C’est assez difficile à dire de façon précise parce que, finalement, les bras séculiers et financiers chinois sont in fine contrôlés par la même entité, l’État central. Si je vous dis que l’influence s’exerce plutôt par le canal de l’Exim Bank of China, la China Development Bank, une grande compagnie pétrolière ou de construction, cela renvoie à la même vérité. C’est vrai qu’il y a encore quelques temps, ces grandes compagnies avaient des actions plus autonomes, en particulier en ce qui concerne les facilités de crédits octroyés. Mais ce n’est plus vrai aujourd’hui.
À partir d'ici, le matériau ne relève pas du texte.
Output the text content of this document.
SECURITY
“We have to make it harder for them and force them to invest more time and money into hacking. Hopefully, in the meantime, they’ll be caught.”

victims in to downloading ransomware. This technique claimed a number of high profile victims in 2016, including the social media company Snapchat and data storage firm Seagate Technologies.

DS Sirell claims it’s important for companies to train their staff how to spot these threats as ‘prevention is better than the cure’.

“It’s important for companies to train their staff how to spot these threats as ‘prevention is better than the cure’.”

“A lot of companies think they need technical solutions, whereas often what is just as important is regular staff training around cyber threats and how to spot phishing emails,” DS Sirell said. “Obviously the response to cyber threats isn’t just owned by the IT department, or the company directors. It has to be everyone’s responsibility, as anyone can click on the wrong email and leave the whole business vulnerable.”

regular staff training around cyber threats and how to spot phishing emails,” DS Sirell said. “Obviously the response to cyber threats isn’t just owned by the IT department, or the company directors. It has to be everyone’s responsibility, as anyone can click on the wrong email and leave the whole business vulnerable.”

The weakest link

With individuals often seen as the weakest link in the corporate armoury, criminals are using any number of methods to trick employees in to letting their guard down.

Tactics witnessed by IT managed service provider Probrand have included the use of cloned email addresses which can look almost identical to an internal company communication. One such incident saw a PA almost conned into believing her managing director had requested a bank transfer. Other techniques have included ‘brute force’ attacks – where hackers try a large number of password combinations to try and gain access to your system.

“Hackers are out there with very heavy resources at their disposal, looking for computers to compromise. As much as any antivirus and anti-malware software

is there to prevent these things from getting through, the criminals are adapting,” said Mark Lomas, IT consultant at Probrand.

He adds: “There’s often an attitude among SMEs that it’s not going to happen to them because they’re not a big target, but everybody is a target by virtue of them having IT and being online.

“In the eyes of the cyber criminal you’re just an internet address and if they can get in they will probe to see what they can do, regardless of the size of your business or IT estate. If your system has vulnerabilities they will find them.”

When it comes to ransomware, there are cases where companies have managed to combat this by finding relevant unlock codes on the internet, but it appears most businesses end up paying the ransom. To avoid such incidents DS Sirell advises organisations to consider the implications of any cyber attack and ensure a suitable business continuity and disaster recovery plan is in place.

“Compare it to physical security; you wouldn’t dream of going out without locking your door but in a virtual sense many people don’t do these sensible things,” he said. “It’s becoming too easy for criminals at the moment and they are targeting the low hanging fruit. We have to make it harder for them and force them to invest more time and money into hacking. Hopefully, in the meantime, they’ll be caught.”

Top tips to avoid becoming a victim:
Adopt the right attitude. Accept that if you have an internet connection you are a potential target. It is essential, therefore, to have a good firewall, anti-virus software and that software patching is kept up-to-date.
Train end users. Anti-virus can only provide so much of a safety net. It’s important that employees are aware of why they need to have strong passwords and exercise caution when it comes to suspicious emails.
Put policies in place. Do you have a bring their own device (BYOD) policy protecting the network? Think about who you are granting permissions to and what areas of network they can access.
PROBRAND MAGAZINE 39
Désormais, si les prêts extérieurs n’ont pas de sens économique et/ou stratégique clairement identifiés, ils n’ont aucune chance d’être accordés
Depuis mi-2017, l’État, sous la houlette de Xi Jinping, a remis de l’ordre dans l’attribution des prêts extérieurs en jugeant qu’un certain nombre d’entre eux l’avaient été à fonds perdus. Désormais, s’ils n’ont pas de sens économique et/ou stratégique clairement identifiés, ils n’ont aucune chance d’être accordés.
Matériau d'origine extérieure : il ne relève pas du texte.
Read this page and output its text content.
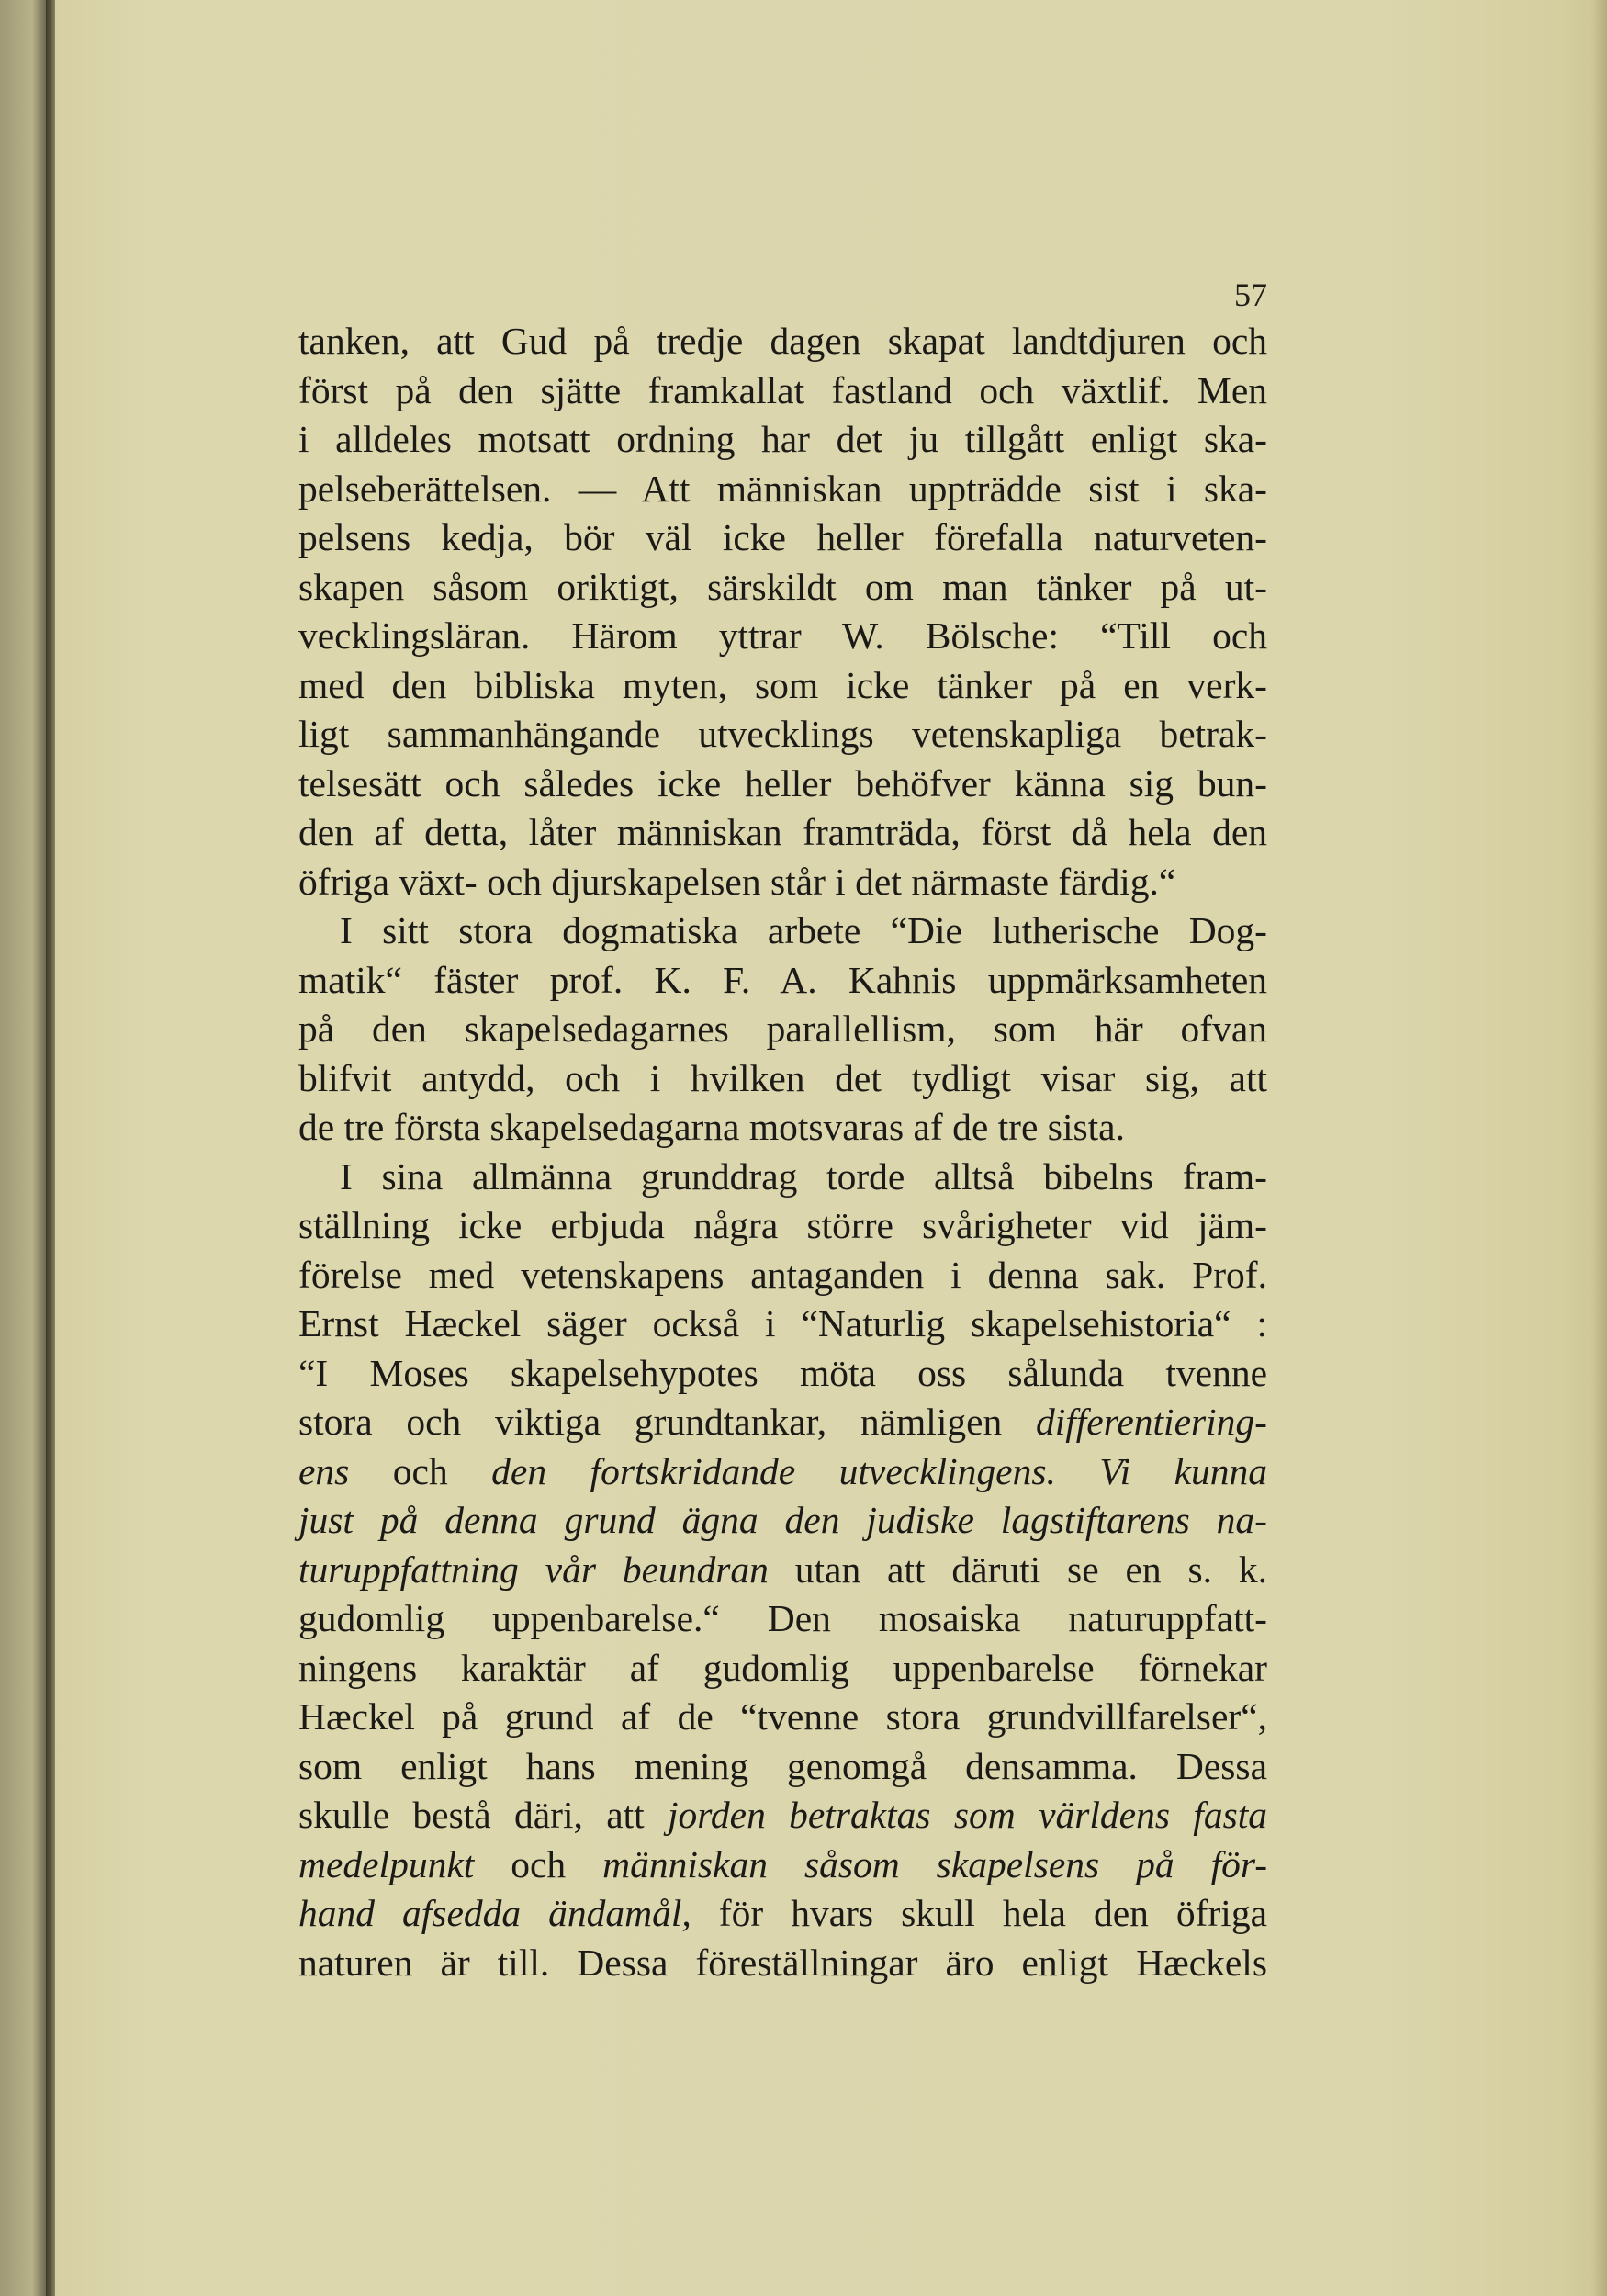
57
tanken, att Gud på tredje dagen skapat landtdjuren och
först på den sjätte framkallat fastland och växtlif. Men
i alldeles motsatt ordning har det ju tillgått enligt ska-
pelseberättelsen. — Att människan uppträdde sist i ska-
pelsens kedja, bör väl icke heller förefalla naturveten-
skapen såsom oriktigt, särskildt om man tänker på ut-
vecklingsläran. Härom yttrar W. Bölsche: “Till och
med den bibliska myten, som icke tänker på en verk-
ligt sammanhängande utvecklings vetenskapliga betrak-
telsesätt och således icke heller behöfver känna sig bun-
den af detta, låter människan framträda, först då hela den
öfriga växt- och djurskapelsen står i det närmaste färdig.“
I sitt stora dogmatiska arbete “Die lutherische Dog-
matik“ fäster prof. K. F. A. Kahnis uppmärksamheten
på den skapelsedagarnes parallellism, som här ofvan
blifvit antydd, och i hvilken det tydligt visar sig, att
de tre första skapelsedagarna motsvaras af de tre sista.
I sina allmänna grunddrag torde alltså bibelns fram-
ställning icke erbjuda några större svårigheter vid jäm-
förelse med vetenskapens antaganden i denna sak. Prof.
Ernst Hæckel säger också i “Naturlig skapelsehistoria“ :
“I Moses skapelsehypotes möta oss sålunda tvenne
stora och viktiga grundtankar, nämligen differentiering-
ens och den fortskridande utvecklingens. Vi kunna
just på denna grund ägna den judiske lagstiftarens na-
turuppfattning vår beundran utan att däruti se en s. k.
gudomlig uppenbarelse.“ Den mosaiska naturuppfatt-
ningens karaktär af gudomlig uppenbarelse förnekar
Hæckel på grund af de “tvenne stora grundvillfarelser“,
som enligt hans mening genomgå densamma. Dessa
skulle bestå däri, att jorden betraktas som världens fasta
medelpunkt och människan såsom skapelsens på för-
hand afsedda ändamål, för hvars skull hela den öfriga
naturen är till. Dessa föreställningar äro enligt Hæckels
Mais la Chine n’a-t-elle pas déclaré à plusieurs reprises qu’elle construisait ses relations avec les pays africains sur un pied d’égalité et non sur le rapport de force ?
Ça, ce sont les discours pour le sommet du Focac (Forum on China-Africa Cooperation). Les relations entre la Chine et chacun des pays d’Afrique sont des relations bilatérales, commerciales, financières, diplomatiques, voire de sécurité où s’exerce un rapport d’influence très classique au regard des relations internationales. Or en matière d’influence, on peut très clairement parler aujourd’hui de Chinafrique, comme on a longtemps parlé de Françafrique.
À vous entendre, le plus surprenant serait finalement que le Burkina Faso ait attendu si longtemps avant de rompre ses relations avec Taipei ?
Oui. Mais pour le coup, c’est plutôt à mettre en relation avec la situation particulière du Burkina Faso. C’est un pays peu riche en matières premières, qui plus est situé au Sahel, une zone où, pour des raisons sécuritaires, la Chine s’est toujours méfiée d’un engagement trop direct.